What had been your artistic influences while growing up?
I grew up around music — album art and covers were my first point of visual references. A friend of mine once gifted me a box set of five hundred rock and roll albums, so that became my education in visuals, and music. In hindsight, the biggest visual influences on me have been the middle class localities of Delhi — with their congested streets, electric poles with their entangled wires, and bright neon signs. Unintentionally and subconsciously, all these visual references showed up in my 3D work.
Another influence that informed my visual humour was how bad graphic design in India was then. There was always a tilt in handwritten designs on the back of tempos, which, more often than not, had typos. Just the raw nature of design that was poorly executed but still communicated the message had an honesty to it that stayed with me. This is why I don’t finesse everything visually — it always has some authenticity.

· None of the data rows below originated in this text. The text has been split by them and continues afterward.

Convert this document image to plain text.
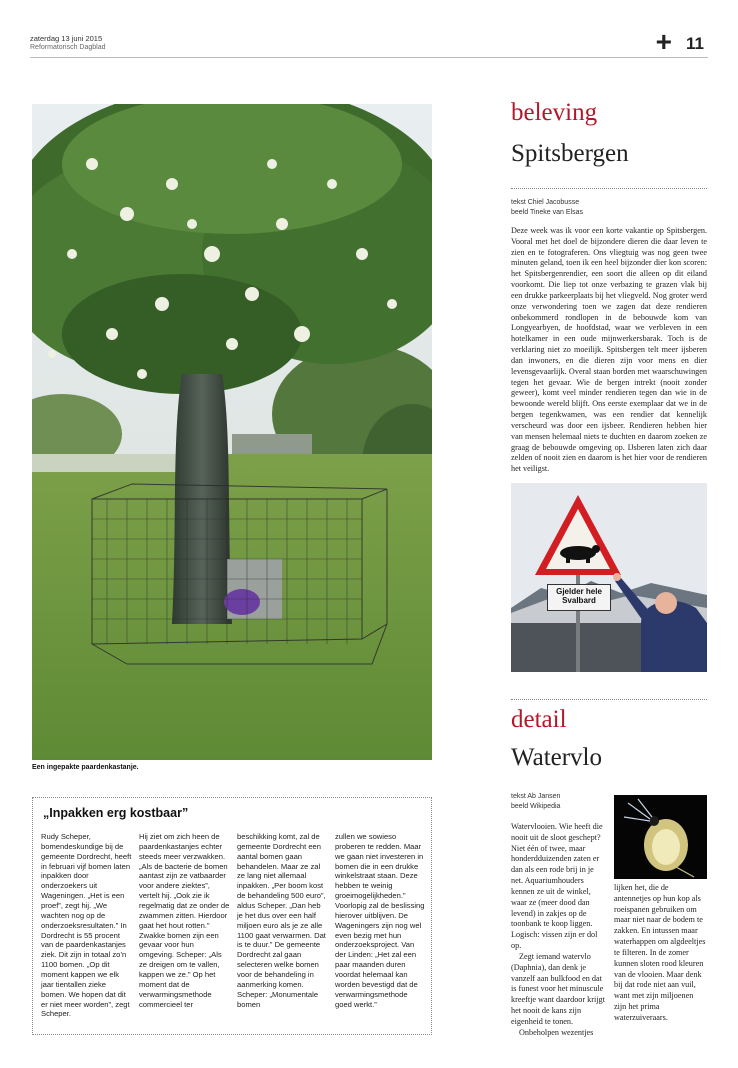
zaterdag 13 juni 2015
Reformatorisch Dagblad	+ 11
Een ingepakte paardenkastanje.
beleving
Spitsbergen
tekst Chiel Jacobusse
beeld Tineke van Elsas

Deze week was ik voor een korte vakantie op Spitsbergen. Vooral met het doel de bijzondere dieren die daar leven te zien en te fotograferen. Ons vliegtuig was nog geen twee minuten geland, toen ik een heel bijzonder dier kon scoren: het Spitsbergenrendier, een soort die alleen op dit eiland voorkomt. Die liep tot onze verbazing te grazen vlak bij een drukke parkeerplaats bij het vliegveld. Nog groter werd onze verwondering toen we zagen dat deze rendieren onbekommerd rondlopen in de bebouwde kom van Longyearbyen, de hoofdstad, waar we verbleven in een hotelkamer in een oude mijnwerkersbarak. Toch is de verklaring niet zo moeilijk. Spitsbergen telt meer ijsberen dan inwoners, en die dieren zijn voor mens en dier levensgevaarlijk. Overal staan borden met waarschuwingen tegen het gevaar. Wie de bergen intrekt (nooit zonder geweer), komt veel minder rendieren tegen dan wie in de bewoonde wereld blijft. Ons eerste exemplaar dat we in de bergen tegenkwamen, was een rendier dat kennelijk verscheurd was door een ijsbeer. Rendieren hebben hier van mensen helemaal niets te duchten en daarom zoeken ze graag de bebouwde omgeving op. IJsberen laten zich daar zelden of nooit zien en daarom is het hier voor de rendieren het veiligst.

Gjelder hele
Svalbard
detail
Watervlo
tekst Ab Jansen
beeld Wikipedia

Watervlooien. Wie heeft die nooit uit de sloot geschept? Niet één of twee, maar honderdduizenden zaten er dan als een rode brij in je net. Aquariumhouders kennen ze uit de winkel, waar ze (meer dood dan levend) in zakjes op de toonbank te koop liggen. Logisch: vissen zijn er dol op.

Zegt iemand watervlo (Daphnia), dan denk je vanzelf aan bulkfood en dat is funest voor het minuscule kreeftje want daardoor krijgt het nooit de kans zijn eigenheid te tonen.

Onbeholpen wezentjes

lijken het, die de antennetjes op hun kop als roeispanen gebruiken om maar niet naar de bodem te zakken. En intussen maar waterhappen om algdeeltjes te filteren. In de zomer kunnen sloten rood kleuren van de vlooien. Maar denk bij dat rode niet aan vuil, want met zijn miljoenen zijn het prima waterzuiveraars.

„Inpakken erg kostbaar”
Rudy Scheper, bomendeskundige bij de gemeente Dordrecht, heeft in februari vijf bomen laten inpakken door onderzoekers uit Wageningen. „Het is een proef”, zegt hij. „We wachten nog op de onderzoeksresultaten.” In Dordrecht is 55 procent van de paardenkastanjes ziek. Dit zijn in totaal zo’n 1100 bomen. „Op dit moment kappen we elk jaar tientallen zieke bomen. We hopen dat dit er niet meer worden”, zegt Scheper.
Hij ziet om zich heen de paardenkastanjes echter steeds meer verzwakken. „Als de bacterie de bomen aantast zijn ze vatbaarder voor andere ziektes”, vertelt hij. „Ook zie ik regelmatig dat ze onder de zwammen zitten. Hierdoor gaat het hout rotten.” Zwakke bomen zijn een gevaar voor hun omgeving. Scheper: „Als ze dreigen om te vallen, kappen we ze.” Op het moment dat de verwarmingsmethode commercieel ter
beschikking komt, zal de gemeente Dordrecht een aantal bomen gaan behandelen. Maar ze zal ze lang niet allemaal inpakken. „Per boom kost de behandeling 500 euro”, aldus Scheper. „Dan heb je het dus over een half miljoen euro als je ze alle 1100 gaat verwarmen. Dat is te duur.” De gemeente Dordrecht zal gaan selecteren welke bomen voor de behandeling in aanmerking komen. Scheper: „Monumentale bomen
zullen we sowieso proberen te redden. Maar we gaan niet investeren in bomen die in een drukke winkelstraat staan. Deze hebben te weinig groeimogelijkheden.” Voorlopig zal de beslissing hierover uitblijven. De Wageningers zijn nog wel even bezig met hun onderzoeksproject. Van der Linden: „Het zal een paar maanden duren voordat helemaal kan worden bevestigd dat de verwarmingsmethode goed werkt.”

You’re probably the first to elevate ‘Dad’ jokes and puns with visual effects and animations. Was humour always the direction you wanted to head in with respect to your art?
I take life lightly. I’m the kind of person you would find laughing at a funeral. In all honesty, life itself is too serious, but if you notice, our lives are funny as well. We try to find logic in everything, but just the way everything operates isn’t always logical. Which is why, everything I work on ends up being funny, even if I don’t try. When I do something serious, it’ll still come across as hilarious. I think it's just the lens I take on life. Also, every post of mine is a cultural and social archive. I’m abstractly emoting in response to my own life or the circumstances around all of us. So really, I’m finding the moments of laughter in this rat race of which we’re all a part.
Is your creative process dynamic and chaotic, or do you meditatively envision your work before you begin?
A bunch of years ago, I decided I won’t base my art on inspiration, rather I will centre it around the process of creating. So every morning, after my daily chores, I turn my computer on regardless of if I have work to do or not. I make it a point to work for eight to ten hours everyday. Sometimes, I look at something and get an immediate idea. but there are times when I'm trying to connect the dots but nothing will come of it. Even then, I try not to think of the output. I focus on just turning my computer on and creating something — I’ve conditioned my brain to be free and create.
What’s it like exploring so many mediums in art?
So many mediums I’ve played with have happened out of necessity rather than choice. Ten or twelve years ago, I made an art installation out of plastic bottles, and a guy approached me to do art direction for an ad film. I had never done it but I went ahead and tried it out. Another time, someone told me they’re working on creating a gaming lounge and needed an interior designer, but didn’t have a budget for it. So I also designed his interiors for him, free of cost. The most fun creative avenue right now is UX design. I love 3D because I can create worlds with it. But with 3D design, once you’ve envisioned what you want to make, the rest of the process is just donkey work, it’s operational. Whereas, in UX, once the skeleton of the project is established, the creative work emerges. It's much more immersive and hands on, with consumer psychology coming into play. So, in the coming years, I feel UX designers are just going to grow more important.
As someone who has been creating for over twelve years, how do you think has the Indian art landscape evolved over time?
The Indian art landscape or art scene is not quite concrete right now in this digital age. The Indian audience considers all by-lanes of art equal — painters, puppeteers, et cetera. Popularity and monetisation is your best bet as an artist. But not enough artists have come together and legitimised themselves as a ‘scene’. Or maybe they have and I’m just not a part of it. However, I feel designers in a corporate framework are restricted monetarily — they reach their roofs quickly. In that case, I anticipate more designers to surrender themselves into being artists. Their future is in art, just the pace of it depends on their privilege. I had to work in the industry for ten years, whether it was for agencies or brands so that I could establish myself as an independent artist who can live off of my creative work.
Do you think NFTs and Meta-Art can stand the test of time and capital?
NFTs and such are definitely here to stay. They’re all young and testing things here and there, but it's a new medium and should be treated as such. There is merit to it, especially for artists who can set their own terms and also see where their profits are going, which wasn’t possible earlier. It's similar to merchandising, even if it doesn’t get you tremendous revenue, it's a medium that is ready to be explored. That being said, it's enough right now to just observe and spectate the space to learn about it rather than to leap into it.